A new report from Celent, the global research firm, uses unusually blunt language in calling for more probity in financial services, saying that “the global economy is not set up simply for the financial industry to benefit from, and if necessary, sacrifice.”
The October 31 report, Malpractice in Capital Markets: Changing the Organizational Blueprint, by Celent’s Anshuman Jaswal, adds that, “If anything, it is the industry that is set up for the economy to meet its requirements and goals. The service-centered focus of the financial markets has to be restored. This is something that has been lost in the last few decades.”
The report found that:
- “The events leading to the financial crisis were not outlying occurrences.” It was believed that the global financial crisis was caused in part by the repeal of the Glass-Steagall Act and the resulting tendency on part of large financial conglomerates to engage in high levels of speculation using complex derivatives. But the Libor-rigging case and similar instances show that there have been ongoing instances of market manipulation in the last couple of decades and the events leading to the financial crisis were not outlying occurrences.
- “The systemic occurrence of market manipulation have negated the earlier idea that… corruption was only at the large corporate level and did not affect the layperson as much.” The recent case filed in New York by a group of US homeowners against the Libor-fixing banks possibly illustrates how the systemic corruption actually affected people in all parts of the society and was not confined to just one part of the economy or one country.

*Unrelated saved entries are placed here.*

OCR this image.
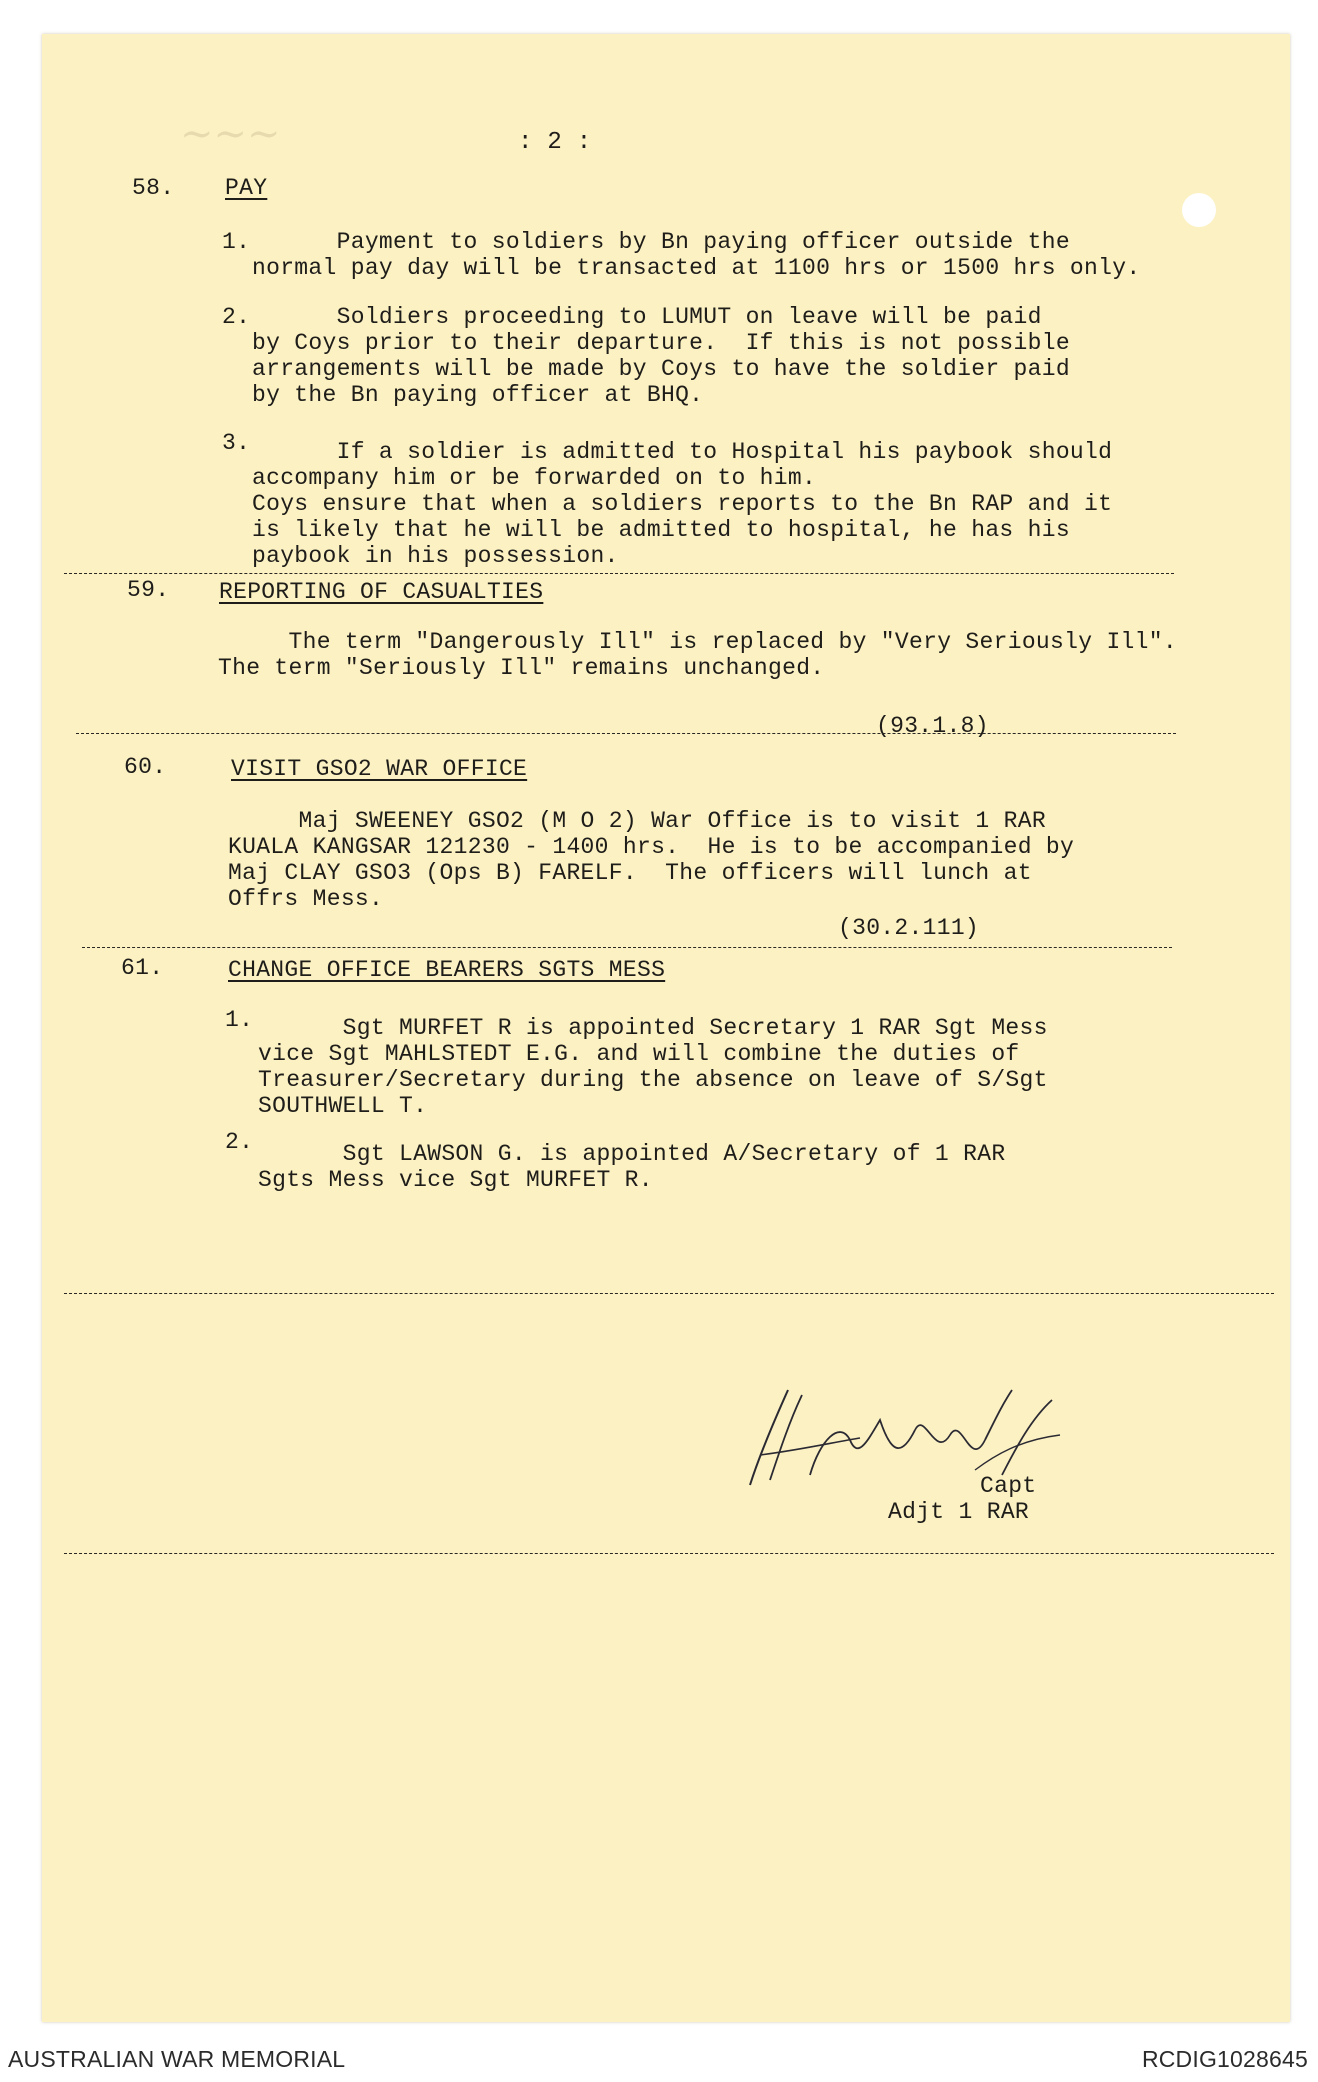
∼∼∼	: 2 :
58. PAY
1. Payment to soldiers by Bn paying officer outside the
normal pay day will be transacted at 1100 hrs or 1500 hrs only.
2. Soldiers proceeding to LUMUT on leave will be paid
by Coys prior to their departure.  If this is not possible
arrangements will be made by Coys to have the soldier paid
by the Bn paying officer at BHQ.
3. If a soldier is admitted to Hospital his paybook should
accompany him or be forwarded on to him.
Coys ensure that when a soldiers reports to the Bn RAP and it
is likely that he will be admitted to hospital, he has his
paybook in his possession.
59. REPORTING OF CASUALTIES
The term "Dangerously Ill" is replaced by "Very Seriously Ill".
The term "Seriously Ill" remains unchanged.
(93.1.8)
60.	VISIT GSO2 WAR OFFICE
Maj SWEENEY GSO2 (M O 2) War Office is to visit 1 RAR
KUALA KANGSAR 121230 - 1400 hrs.  He is to be accompanied by
Maj CLAY GSO3 (Ops B) FARELF.  The officers will lunch at
Offrs Mess.
(30.2.111)
61.	CHANGE OFFICE BEARERS SGTS MESS
1. Sgt MURFET R is appointed Secretary 1 RAR Sgt Mess
vice Sgt MAHLSTEDT E.G. and will combine the duties of
Treasurer/Secretary during the absence on leave of S/Sgt
SOUTHWELL T.
2. Sgt LAWSON G. is appointed A/Secretary of 1 RAR
Sgts Mess vice Sgt MURFET R.
Capt
Adjt 1 RAR
AUSTRALIAN WAR MEMORIAL	RCDIG1028645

- “A siloed approach for encouraging ethical employee behavior” may be to blame. If firms want to incentivize ethical behavior, they have to make it an essential part of employee induction and training and also remunerative practices. Trading firms should create proper safeguards to ensure employees know what the limits of risk-taking are.
- Organizational malpractices shouldn’t “compromise the very economies firms are a part of.” Financial market participants have been making efforts in this area, but these have focused on fire-fighting and preparing for upcoming regulatory requirements.
- The argument for a zero tolerance policy has its roots in the grassroots support for action against financial institutions in the leading global economies, especially in the US and Europe. The Occupy movement in the US and the Spanish Indignants movement show the general public’s displeasure at the way the financial crisis came about and was dealt with.
- “The global repercussions have been severe.” Even though the crisis unfolded in a select band of developed nations, 5% and 10% of the population of some developing countries may have gone back into poverty due to the economic effect of the crisis in those countries. Growth rates for China and India have still not recovered and are following a lower trajectory.
- The crisis undid the good work of the previous two decades in a number of the poorer countries around the world and made the situation more difficult for citizens of the US and the nations in the European Union.
- Further changes have been recommended, including looking at the size of financial institutions worldwide. Accountability and transparency can suffer when an institution is very large. If banks and other large financial institutions were smaller, regulators could monitor them more efficiently. But this is not a simple trade-off and requires further research.
- “The financial industry needs to change its psychological blueprint,” and prevent overwhelming domination by certain groups of individuals, perhaps by hiring different types of individuals and reviewing the places or institutions they are hired from.
- Firms have to put checks and balances in place to encourage and incentivize healthy practices. Self-regulation by organizations must go beyond normal risk mitigation. The industry needs to understand the impact that malpractice and corruption have on not-so-obvious stakeholders and society at large.